Nathan Lean, in Chapter 1, “The debate over the utility and precision of the term “islamophobia”, looks back to the scholarship of Fernando Bravo Lopez, who is widely credited with having unearthed the origin and lineage of the word.”
Lopez discovered that its first uses in print came more than a century ago when, in 1910, two French writers described the experiences of African Muslims under colonial rule using the variation”Islamophobie.”(Lopez 2011).
These usages were iterations of judeophobie (which later became “anti-Semitism”) and xenophobie, or xenophobia.……………….in describing the circumstances of West African Muslims whose lives were governed by an overbearing French mission.
Nasar Meer and Tariq Modood in chapter 2 “Islamophobia as the racialisation of Muslims” point to the two dynamics permeating hostility towards Muslims in Europe. One is the security counter-terrorism anxiety and the other “…has been inherited from an ideological-historical relationship with the notions of the Orient, one that is intertwined with legacies if imperialism.”

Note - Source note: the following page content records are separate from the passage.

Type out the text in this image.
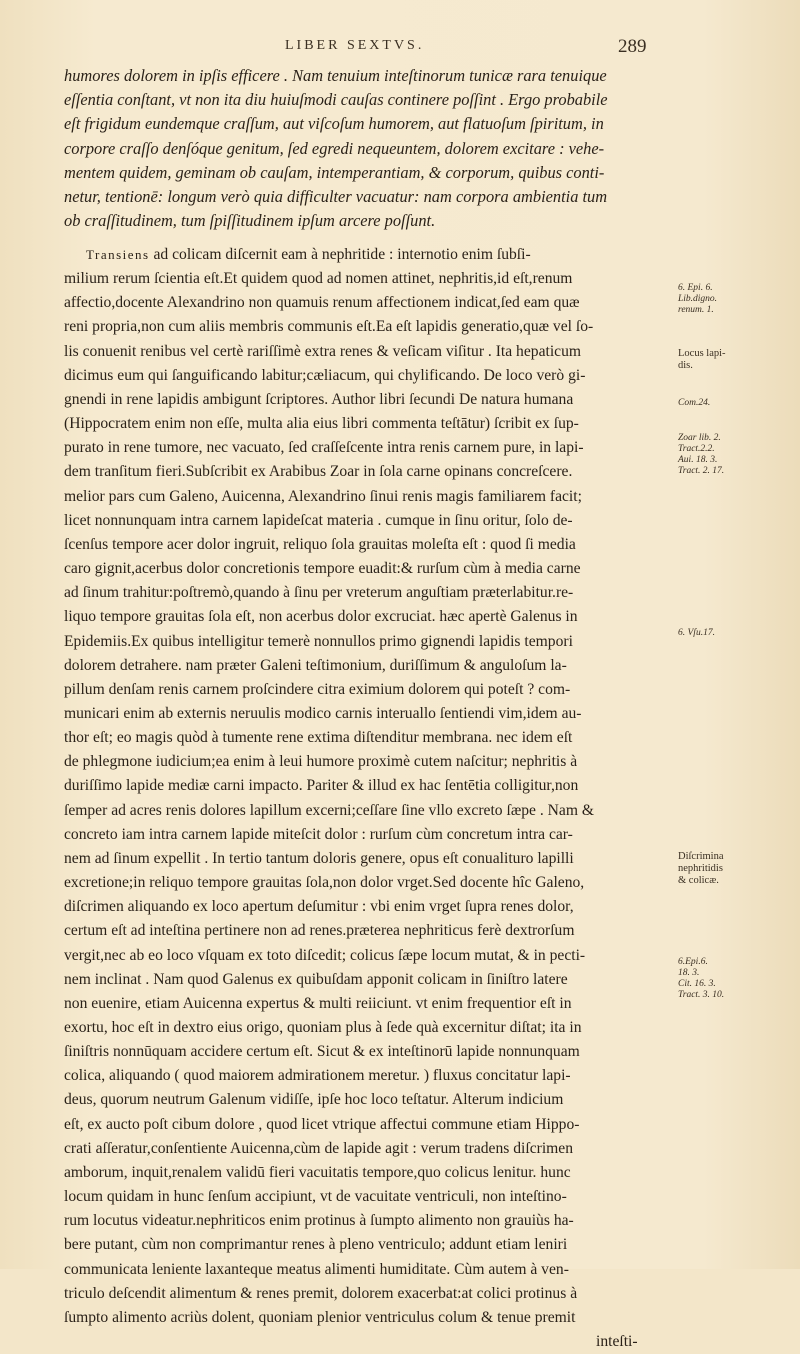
LIBER SEXTVS.	289
humores dolorem in ipſis efficere . Nam tenuium inteſtinorum tunicæ rara tenuique
eſſentia conſtant, vt non ita diu huiuſmodi cauſas continere poſſint . Ergo probabile
eſt frigidum eundemque craſſum, aut viſcoſum humorem, aut flatuoſum ſpiritum, in
corpore craſſo denſóque genitum, ſed egredi nequeuntem, dolorem excitare : vehe-
mentem quidem, geminam ob cauſam, intemperantiam, & corporum, quibus conti-
netur, tentionē: longum verò quia difficulter vacuatur: nam corpora ambientia tum
ob craſſitudinem, tum ſpiſſitudinem ipſum arcere poſſunt.
Transiens ad colicam diſcernit eam à nephritide : internotio enim ſubſi-
milium rerum ſcientia eſt.Et quidem quod ad nomen attinet, nephritis,id eſt,renum
affectio,docente Alexandrino non quamuis renum affectionem indicat,ſed eam quæ
reni propria,non cum aliis membris communis eſt.Ea eſt lapidis generatio,quæ vel ſo-
lis conuenit renibus vel certè rariſſimè extra renes & veſicam viſitur . Ita hepaticum
dicimus eum qui ſanguificando labitur;cæliacum, qui chylificando. De loco verò gi-
gnendi in rene lapidis ambigunt ſcriptores. Author libri ſecundi De natura humana
(Hippocratem enim non eſſe, multa alia eius libri commenta teſtātur) ſcribit ex ſup-
purato in rene tumore, nec vacuato, ſed craſſeſcente intra renis carnem pure, in lapi-
dem tranſitum fieri.Subſcribit ex Arabibus Zoar in ſola carne opinans concreſcere.
melior pars cum Galeno, Auicenna, Alexandrino ſinui renis magis familiarem facit;
licet nonnunquam intra carnem lapideſcat materia . cumque in ſinu oritur, ſolo de-
ſcenſus tempore acer dolor ingruit, reliquo ſola grauitas moleſta eſt : quod ſi media
caro gignit,acerbus dolor concretionis tempore euadit:& rurſum cùm à media carne
ad ſinum trahitur:poſtremò,quando à ſinu per vreterum anguſtiam præterlabitur.re-
liquo tempore grauitas ſola eſt, non acerbus dolor excruciat. hæc apertè Galenus in
Epidemiis.Ex quibus intelligitur temerè nonnullos primo gignendi lapidis tempori
dolorem detrahere. nam præter Galeni teſtimonium, duriſſimum & anguloſum la-
pillum denſam renis carnem proſcindere citra eximium dolorem qui poteſt ? com-
municari enim ab externis neruulis modico carnis interuallo ſentiendi vim,idem au-
thor eſt; eo magis quòd à tumente rene extima diſtenditur membrana. nec idem eſt
de phlegmone iudicium;ea enim à leui humore proximè cutem naſcitur; nephritis à
duriſſimo lapide mediæ carni impacto. Pariter & illud ex hac ſentētia colligitur,non
ſemper ad acres renis dolores lapillum excerni;ceſſare ſine vllo excreto ſæpe . Nam &
concreto iam intra carnem lapide miteſcit dolor : rurſum cùm concretum intra car-
nem ad ſinum expellit . In tertio tantum doloris genere, opus eſt conualituro lapilli
excretione;in reliquo tempore grauitas ſola,non dolor vrget.Sed docente hîc Galeno,
diſcrimen aliquando ex loco apertum deſumitur : vbi enim vrget ſupra renes dolor,
certum eſt ad inteſtina pertinere non ad renes.præterea nephriticus ferè dextrorſum
vergit,nec ab eo loco vſquam ex toto diſcedit; colicus ſæpe locum mutat, & in pecti-
nem inclinat . Nam quod Galenus ex quibuſdam apponit colicam in ſiniſtro latere
non euenire, etiam Auicenna expertus & multi reiiciunt. vt enim frequentior eſt in
exortu, hoc eſt in dextro eius origo, quoniam plus à ſede quà excernitur diſtat; ita in
ſiniſtris nonnūquam accidere certum eſt. Sicut & ex inteſtinorū lapide nonnunquam
colica, aliquando ( quod maiorem admirationem meretur. ) fluxus concitatur lapi-
deus, quorum neutrum Galenum vidiſſe, ipſe hoc loco teſtatur. Alterum indicium
eſt, ex aucto poſt cibum dolore , quod licet vtrique affectui commune etiam Hippo-
crati aſſeratur,conſentiente Auicenna,cùm de lapide agit : verum tradens diſcrimen
amborum, inquit,renalem validū fieri vacuitatis tempore,quo colicus lenitur. hunc
locum quidam in hunc ſenſum accipiunt, vt de vacuitate ventriculi, non inteſtino-
rum locutus videatur.nephriticos enim protinus à ſumpto alimento non grauiùs ha-
bere putant, cùm non comprimantur renes à pleno ventriculo; addunt etiam leniri
communicata leniente laxanteque meatus alimenti humiditate. Cùm autem à ven-
triculo deſcendit alimentum & renes premit, dolorem exacerbat:at colici protinus à
ſumpto alimento acriùs dolent, quoniam plenior ventriculus colum & tenue premit
inteſti-
6. Epi. 6.
Lib.digno.
renum. 1.
Locus lapi-
dis.
Com.24.
Zoar lib. 2.
Tract.2.2.
Aui. 18. 3.
Tract. 2. 17.
6. Vſu.17.
Diſcrimina
nephritidis
& colicæ.
6.Epi.6.
18. 3.
Cit. 16. 3.
Tract. 3. 10.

They could perhaps be summarised as “the fear factor” plus “a sense of cultural superiority.”
Meer and Modood refer to the 2016 Pew Global Attitudes Projects 2016 which reports the percentage of various populations which rate Muslims unfavourably. Hungary is the highest at 72%, Italians 69%, Greeks 65%, Spaniards 50% with Germans, French and Britons at 28-29% the least hostile.
The 32 chapters in this 442-page book, bring together a wide range of studies on this very nasty modern phenomenon. While the information contained within is disturbing, it is an area which must be deeply understood if it is to be effectively combatted.
One problem is that the print version of the book is expensive. It can be obtained in e-book form at a reduced price.